Possible application of muscle specific conditional mouse-derived induced pluripotent stem cells for muscle research.

The Cre-driver mouse line, which allows for in vivo regulation of target gene(s) in specific cells, is an indispensable tool for recent muscle research. In this study, I aimed to explore new applications of muscle specific Cre-driver mouse line in muscle research. For this purpose, I generated an iPS cells from a myofiber specific conditional mouse with tamoxifen inducible GFP expression, and then I checked whether homologous recombination was induced in the iPS-derived myogenic cells by tamoxifen administration. Fibroblasts were isolated from the tails of Myf6 CE/wt::CAG-EGFP mice, which expressed GFP specifically in Myf6 lineages by tamoxifen injection, and then iPS cells was generated by transfection with a vector based on sendai-virus and containing OSKM genes. Muscle specific conditional mouse-derived iPS cells (mCM-iPSCs) were successfully differentiated to myogenic cells, such as Pax7+ muscle progenitors, MyoD+ myoblasts, and MHC+ myotubes, under myogenic differentiation conditions. Using this model, I examined whether homologous recombination was induced in mCM-iPSC-derived myotubes by 4-hydroxytamoxifen (4OH-TAM) administration. As a result, multinucleated myotubes showed GFP expression, while no GFP signals were detected in both Pax7+ muscle progenitor and non-myogenic cells. These results indicated that homologous recombination could be induced in mCM-iPSC-derived myotubes by tamoxifen administration, and that this system operated normally even in reprogrammed cells. Also, I evidenced that GFP reporter was expressed in myoblasts in addition to multinucleated myotubes when tamoxifen-pulse was applied at an early phase of myogenesis. Taken together, Myf6 CE/wt::CAG-EGFP mouse-derived iPS cells reproduced at least in part Myf6 expression during mouse myogenesis. This study demonstrated a novel application of muscle specific conditional mouse in addition to in vivo application, and mCM-iPSCs could also be used in in vitro investigations with muscle specific conditional knock-out mouse.

Introduction

Today, a number of different conditional mouse lines, which allows for in vivo regulation of expression of target gene(s) in specific cells, have been generated worldwide, and these mouse lines have been indispensable tools for recent research, including muscle-related research [1]. In these mouse lines, the Cre/loxP system was used to control target gene(s) with temporal and tissue/cell specific recombination. For example, in muscle research, paired box protein 7-CreER (Pax7CreER) mouse lines, which induce tamoxifen-mediated recombination, enable to trace lineages and/or to knock-out specific genes of muscle stem cells in postnatal muscles [[2], [3], [4]]. Also, muscle fiber specific conditional mouse lines, such as muscle creatine kinase-Cre (MCKCre), and myosin light chain 1-Cre (Myl1Cre) mice have provided important information in development, growth, and atrophy of muscle [5,6]. However, the use of conditional mice has drawbacks, such as costs, breeding space, and animal welfare, in addition to its applicability in research.
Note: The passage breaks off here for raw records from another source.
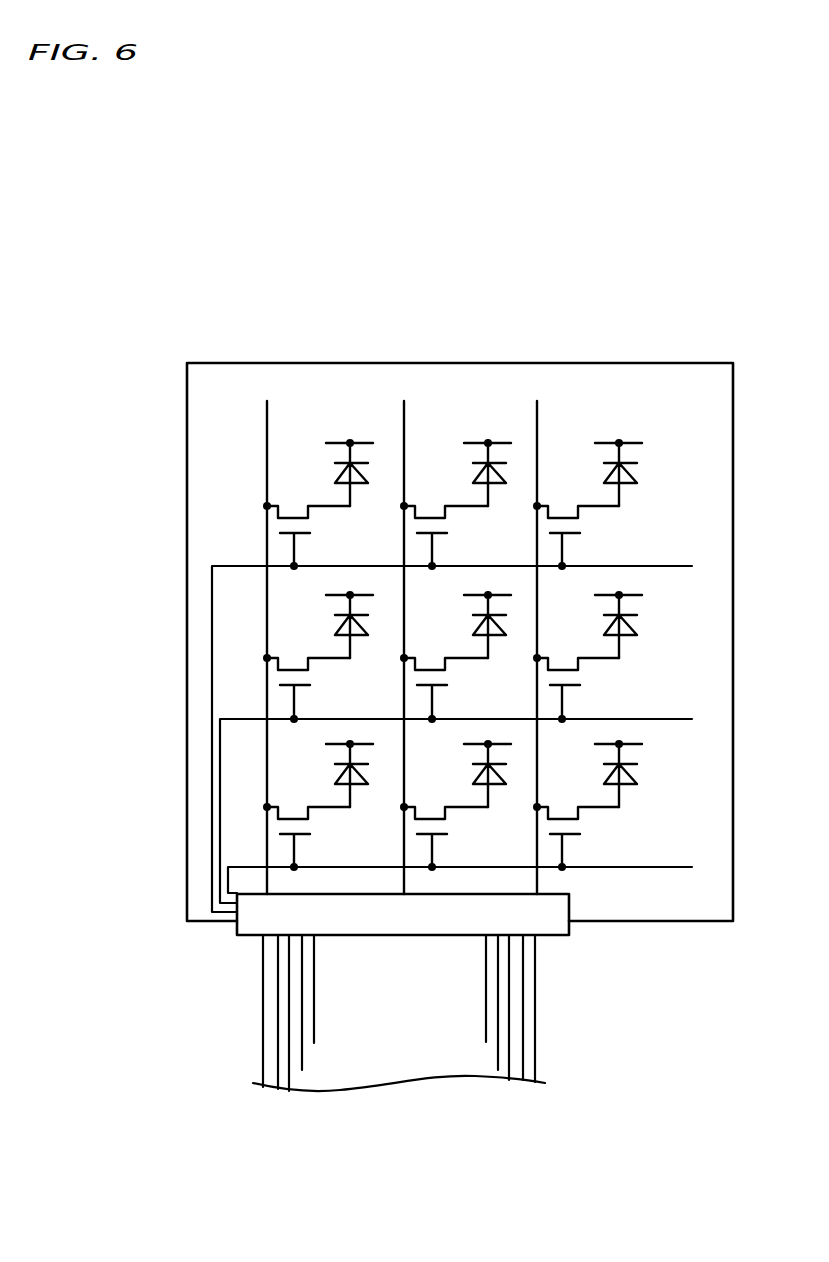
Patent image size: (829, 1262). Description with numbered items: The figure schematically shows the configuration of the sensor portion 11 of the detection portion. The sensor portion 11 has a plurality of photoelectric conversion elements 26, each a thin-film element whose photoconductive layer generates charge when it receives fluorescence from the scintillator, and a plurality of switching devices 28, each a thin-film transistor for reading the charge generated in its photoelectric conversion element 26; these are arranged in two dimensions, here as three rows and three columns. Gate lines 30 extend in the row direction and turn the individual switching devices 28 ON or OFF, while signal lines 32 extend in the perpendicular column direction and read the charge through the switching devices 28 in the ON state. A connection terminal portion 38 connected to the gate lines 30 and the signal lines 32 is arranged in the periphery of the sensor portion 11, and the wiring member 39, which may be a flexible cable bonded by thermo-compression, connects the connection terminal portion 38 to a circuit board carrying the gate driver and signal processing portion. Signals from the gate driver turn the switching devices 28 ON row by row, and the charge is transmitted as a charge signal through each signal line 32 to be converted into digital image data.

The sensor portion 11 is at (681, 326).
The photoelectric conversion element 26 is at (351, 490).
The switching device 28 is at (292, 493).
The gate line 30 is at (672, 567).
The signal line 32 is at (268, 422).
The connection terminal portion 38 is at (550, 930).
The wiring member 39 is at (528, 1029).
Induced pluripotent stem (iPS) cells, which were established initially in 2006 from mouse, and in 2007 from human, in theory could give rise to any type of cells except for extraembryonic tissues, such as trophoblasts [[7], [8], [9]]. Importantly, iPS cells are generated from somatic cells but not from embryos, indicating that iPS cells have much lower ethic hurdle than embryonic stem (ES) cells. As is the case with other types of cells, myogenic cells can be generated from both mouse and human iPS cells, although differentiation protocols for human iPS cells are more established than those for murine iPS cells [[10], [11], [12]]. Additionally, several types of muscle diseases have been modeled by iPS cell technology [13,14], suggesting that genetic mutations or modifications are transferred from patients with muscle diseases to iPS-derived myogenic cells.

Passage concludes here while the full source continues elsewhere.